Box 14 is Series III and includes 37 positive Lumberjack slides. The original box was identified as Lumberjack Slides-S. E. Wait. The slides are made by two pieces of glass held together with black paper, sometimes with tape. Some of the slides are identified, some have “U.S. Department of Agriculture” printed on them, others have handwritten notation, others have published text, including some from Chicago, and some slides are unidentified. Sometimes the slide with the text is reversed and very difficult to read. Some of the slides have ornate detail around the edges indicating that it was purchased rather than created by Wait. It is possible that Wait photographed some of the images while employed by the Agriculture Department, and they were later available for purchase by the public. The slides mostly document lumbermen, ox and horse teams, loads of logs, lumber camps, interiors of buildings, people in and by camps, lumberyards and sawmills, lumber locomotives and trains, machinery in mills, floating logs, log jams, lumber teams, sawyers, a cook house, and a lumberjack bunkhouse. At least one slide (#3 in Box 14) is of a log jam on the St. Croix River, St. Croix Falls, WI, 1886. Identified site locations are: Chorron’s Camp, west of Grayling; near Traverse City; Saginaw; and Queen Dam on Middle Branch of the Cedar [River]. A load of logs is identified as “Fine Norway Pine” and another as “The White Pine King” giving age: 423 years, height: 207 feet, and feet scaled: 29800.

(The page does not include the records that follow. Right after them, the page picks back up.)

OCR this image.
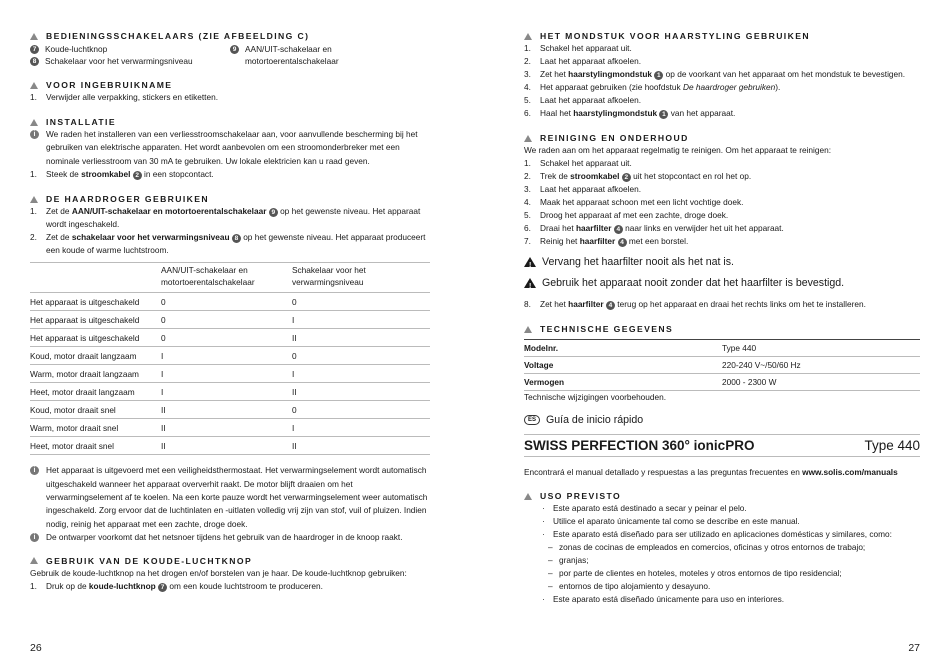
BEDIENINGSSCHAKELAARS (ZIE AFBEELDING C)
7	Koude-luchtknop
8	Schakelaar voor het verwarmingsniveau
9	AAN/UIT-schakelaar en motortoerentalschakelaar
VOOR INGEBRUIKNAME
1.	Verwijder alle verpakking, stickers en etiketten.
INSTALLATIE
i	We raden het installeren van een verliesstroomschakelaar aan, voor aanvullende bescherming bij het gebruiken van elektrische apparaten. Het wordt aanbevolen om een stroomonderbreker met een nominale verliesstroom van 30 mA te gebruiken. Uw lokale elektricien kan u raad geven.
1.	Steek de stroomkabel 2 in een stopcontact.
DE HAARDROGER GEBRUIKEN
1.	Zet de AAN/UIT-schakelaar en motortoerentalschakelaar 9 op het gewenste niveau. Het apparaat wordt ingeschakeld.
2.	Zet de schakelaar voor het verwarmingsniveau 8 op het gewenste niveau. Het apparaat produceert een koude of warme luchtstroom.
	AAN/UIT-schakelaar en motortoerentalschakelaar	Schakelaar voor het verwarmingsniveau
Het apparaat is uitgeschakeld	0	0
Het apparaat is uitgeschakeld	0	I
Het apparaat is uitgeschakeld	0	II
Koud, motor draait langzaam	I	0
Warm, motor draait langzaam	I	I
Heet, motor draait langzaam	I	II
Koud, motor draait snel	II	0
Warm, motor draait snel	II	I
Heet, motor draait snel	II	II
i	Het apparaat is uitgevoerd met een veiligheidsthermostaat. Het verwarmingselement wordt automatisch uitgeschakeld wanneer het apparaat oververhit raakt. De motor blijft draaien om het verwarmingselement af te koelen. Na een korte pauze wordt het verwarmingselement weer automatisch ingeschakeld. Zorg ervoor dat de luchtinlaten en -uitlaten volledig vrij zijn van stof, vuil of pluizen. Indien nodig, reinig het apparaat met een zachte, droge doek.
i	De ontwarper voorkomt dat het netsnoer tijdens het gebruik van de haardroger in de knoop raakt.
GEBRUIK VAN DE KOUDE-LUCHTKNOP
Gebruik de koude-luchtknop na het drogen en/of borstelen van je haar. De koude-luchtknop gebruiken:
1.	Druk op de koude-luchtknop 7 om een koude luchtstroom te produceren.
26
HET MONDSTUK VOOR HAARSTYLING GEBRUIKEN
1.	Schakel het apparaat uit.
2.	Laat het apparaat afkoelen.
3.	Zet het haarstylingmondstuk 1 op de voorkant van het apparaat om het mondstuk te bevestigen.
4.	Het apparaat gebruiken (zie hoofdstuk De haardroger gebruiken).
5.	Laat het apparaat afkoelen.
6.	Haal het haarstylingmondstuk 1 van het apparaat.
REINIGING EN ONDERHOUD
We raden aan om het apparaat regelmatig te reinigen. Om het apparaat te reinigen:
1.	Schakel het apparaat uit.
2.	Trek de stroomkabel 2 uit het stopcontact en rol het op.
3.	Laat het apparaat afkoelen.
4.	Maak het apparaat schoon met een licht vochtige doek.
5.	Droog het apparaat af met een zachte, droge doek.
6.	Draai het haarfilter 4 naar links en verwijder het uit het apparaat.
7.	Reinig het haarfilter 4 met een borstel.
! Vervang het haarfilter nooit als het nat is.
! Gebruik het apparaat nooit zonder dat het haarfilter is bevestigd.
8.	Zet het haarfilter 4 terug op het apparaat en draai het rechts links om het te installeren.
TECHNISCHE GEGEVENS
Modelnr.	Type 440
Voltage	220-240 V~/50/60 Hz
Vermogen	2000 - 2300 W
Technische wijzigingen voorbehouden.
ES Guía de inicio rápido
SWISS PERFECTION 360° ionicPRO	Type 440
Encontrará el manual detallado y respuestas a las preguntas frecuentes en www.solis.com/manuals
USO PREVISTO
· Este aparato está destinado a secar y peinar el pelo.
· Utilice el aparato únicamente tal como se describe en este manual.
· Este aparato está diseñado para ser utilizado en aplicaciones domésticas y similares, como:
– zonas de cocinas de empleados en comercios, oficinas y otros entornos de trabajo;
– granjas;
– por parte de clientes en hoteles, moteles y otros entornos de tipo residencial;
– entornos de tipo alojamiento y desayuno.
· Este aparato está diseñado únicamente para uso en interiores.
27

The last box, Box 15 (.5 cubic foot), is Series IV and includes Papers, Photographs, and Postcards mostly documenting Traverse City, Elk Rapids, Fife Lake, Michigan. Dated materials range from pre-1898 through 1969, but most of the materials are undated. Of note here are the Aetna School Board District Meeting Minutes, 1877-1912 (1 volume) of Mecosta County, Michigan; Grand Traverse Historical Society Meeting Minutes, May 20, 1954-March 27, 1969; and photographs of Traverse City and its State Hospital, 1895, and undated, in which members of the Berkwith family are identified.